Monday, August 17, 2020

Disaster on the mind

All kids are morbid in some way, fascinated by the whole concept of death and tragedy and mortality while still trying to get their heads around it, and slowly come to the realisation that they never, ever will. At least that's what I tell myself anyway, when I remember how much I used to be into reading about disasters.

I got out every kind of book that was in the 363.34 non-fiction section of Highfield Primary School, and could reel off stats about natural and man-made disasters to a frankly disturbing degree. There was the big stuff like the Hindenburg and the Titanic sinking, but I was equally fascinated by obscure bridge collapses and strange landslides that nobody ever made movies about them.

But I was always into the ones that they did make movies about, as well. After draining that little corner of the library dry, I was desperate to see movies with massive body counts, especially with the lurid adverts you could find in the back of American comic books. 

I was considered too young for things like the Towering Inferno, where the star-studded cast burned alive or plunged to their deaths, but Earthquake, where they were crushed and drowned, was okay. And I was so fuckin' excited when Mum and Dad let me stay up late and see the Poseidon Adventure, and was absolutely gutted when A Night To Remember played on a Sunday afternoon, but we had to go visit my cousin Maria. (I love my cousin - who took me to my very first movie that I can recall -  very much, but this was even before video tape, so if I missed it, I missed it and it was all her fault, and I pulled an epic sook.)

It might not have been me just being morbid, there might have been some fascination with the way things can go wrong, that adults were fallible to an alarming degree, and it could have monumentally tragic consequences. Its never too early to learn those kinds of lessons.

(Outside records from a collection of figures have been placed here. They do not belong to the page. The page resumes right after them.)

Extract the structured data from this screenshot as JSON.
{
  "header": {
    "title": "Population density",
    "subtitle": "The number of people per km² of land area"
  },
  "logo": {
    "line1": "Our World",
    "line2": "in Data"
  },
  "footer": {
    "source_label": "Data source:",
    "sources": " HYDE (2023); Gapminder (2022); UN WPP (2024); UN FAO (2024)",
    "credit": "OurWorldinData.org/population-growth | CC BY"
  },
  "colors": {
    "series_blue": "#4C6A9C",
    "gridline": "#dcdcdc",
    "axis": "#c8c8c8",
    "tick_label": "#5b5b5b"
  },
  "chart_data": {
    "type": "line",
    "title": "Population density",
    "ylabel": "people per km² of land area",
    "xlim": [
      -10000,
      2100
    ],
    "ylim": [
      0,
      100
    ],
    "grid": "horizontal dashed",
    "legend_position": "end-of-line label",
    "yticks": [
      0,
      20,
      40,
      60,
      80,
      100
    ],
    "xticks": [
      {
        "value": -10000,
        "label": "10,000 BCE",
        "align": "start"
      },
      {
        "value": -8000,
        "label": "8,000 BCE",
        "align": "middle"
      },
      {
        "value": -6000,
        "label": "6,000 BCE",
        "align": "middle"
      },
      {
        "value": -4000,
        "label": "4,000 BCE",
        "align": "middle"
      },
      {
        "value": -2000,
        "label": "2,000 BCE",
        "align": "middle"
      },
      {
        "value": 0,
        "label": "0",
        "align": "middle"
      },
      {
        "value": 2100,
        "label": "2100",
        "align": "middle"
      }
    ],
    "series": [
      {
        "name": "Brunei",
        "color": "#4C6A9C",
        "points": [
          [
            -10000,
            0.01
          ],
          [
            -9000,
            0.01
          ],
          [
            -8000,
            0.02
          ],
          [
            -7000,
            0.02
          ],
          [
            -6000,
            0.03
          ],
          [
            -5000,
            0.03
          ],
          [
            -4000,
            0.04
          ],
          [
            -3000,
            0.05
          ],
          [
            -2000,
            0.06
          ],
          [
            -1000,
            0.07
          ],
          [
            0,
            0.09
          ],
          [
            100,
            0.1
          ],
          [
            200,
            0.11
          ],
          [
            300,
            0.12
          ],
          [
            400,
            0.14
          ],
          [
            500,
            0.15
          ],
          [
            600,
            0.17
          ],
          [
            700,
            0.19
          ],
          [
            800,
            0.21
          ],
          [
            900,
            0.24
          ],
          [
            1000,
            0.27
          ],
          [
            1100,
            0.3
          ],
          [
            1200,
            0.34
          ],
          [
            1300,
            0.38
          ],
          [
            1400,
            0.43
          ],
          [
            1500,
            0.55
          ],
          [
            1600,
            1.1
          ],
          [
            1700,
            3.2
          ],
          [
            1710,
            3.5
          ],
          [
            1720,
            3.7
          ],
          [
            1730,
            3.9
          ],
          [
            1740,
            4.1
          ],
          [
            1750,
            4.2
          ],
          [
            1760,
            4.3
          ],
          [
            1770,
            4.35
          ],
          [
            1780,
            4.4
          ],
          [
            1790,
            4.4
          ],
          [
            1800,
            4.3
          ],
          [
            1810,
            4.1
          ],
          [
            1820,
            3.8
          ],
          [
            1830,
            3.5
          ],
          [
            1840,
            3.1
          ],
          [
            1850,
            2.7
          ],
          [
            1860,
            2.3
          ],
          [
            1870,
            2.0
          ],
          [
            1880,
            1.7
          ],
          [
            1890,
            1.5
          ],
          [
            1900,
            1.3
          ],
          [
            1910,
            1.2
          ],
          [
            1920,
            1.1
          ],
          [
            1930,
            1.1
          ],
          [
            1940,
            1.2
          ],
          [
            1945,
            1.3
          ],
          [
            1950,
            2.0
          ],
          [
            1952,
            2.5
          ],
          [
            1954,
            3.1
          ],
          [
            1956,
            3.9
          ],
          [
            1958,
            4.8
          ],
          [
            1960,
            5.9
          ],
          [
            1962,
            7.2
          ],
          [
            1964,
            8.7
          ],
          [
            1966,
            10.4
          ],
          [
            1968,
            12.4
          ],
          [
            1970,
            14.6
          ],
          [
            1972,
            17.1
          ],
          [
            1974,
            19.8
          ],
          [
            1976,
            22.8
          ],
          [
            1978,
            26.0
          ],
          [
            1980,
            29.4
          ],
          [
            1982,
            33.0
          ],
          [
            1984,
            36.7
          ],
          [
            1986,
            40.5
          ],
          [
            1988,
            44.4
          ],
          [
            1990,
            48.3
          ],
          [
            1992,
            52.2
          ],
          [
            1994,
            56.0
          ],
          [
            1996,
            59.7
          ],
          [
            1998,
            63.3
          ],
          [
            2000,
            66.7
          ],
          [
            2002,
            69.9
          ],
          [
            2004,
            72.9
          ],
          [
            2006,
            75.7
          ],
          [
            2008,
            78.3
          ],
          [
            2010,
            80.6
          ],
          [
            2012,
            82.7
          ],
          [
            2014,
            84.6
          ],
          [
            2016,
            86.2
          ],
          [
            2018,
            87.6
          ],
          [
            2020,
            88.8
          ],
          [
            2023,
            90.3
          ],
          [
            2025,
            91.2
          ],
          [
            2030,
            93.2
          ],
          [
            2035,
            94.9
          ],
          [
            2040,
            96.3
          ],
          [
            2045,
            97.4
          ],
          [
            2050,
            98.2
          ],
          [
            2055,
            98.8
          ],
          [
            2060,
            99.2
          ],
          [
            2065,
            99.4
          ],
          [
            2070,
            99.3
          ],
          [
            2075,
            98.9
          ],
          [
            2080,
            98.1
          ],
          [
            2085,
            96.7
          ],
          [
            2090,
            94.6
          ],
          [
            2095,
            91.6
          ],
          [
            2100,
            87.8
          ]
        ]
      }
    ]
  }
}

One day, I was in the library got in a new printing of The Hobbit, wondering if I should get the 50 Great Disasters book and I didn't give a damn about real disasters anymore, because fantasy was much more fun. I still watch Air Crash Investigations (I'm absolutely terrified of flying, and it puts my mind at ease), and I still believe that human beings are capable of creating great calamity through sheer incompetence, but there have been a lot more obsessions since then. And most of them weren't tainted by real world tragedy.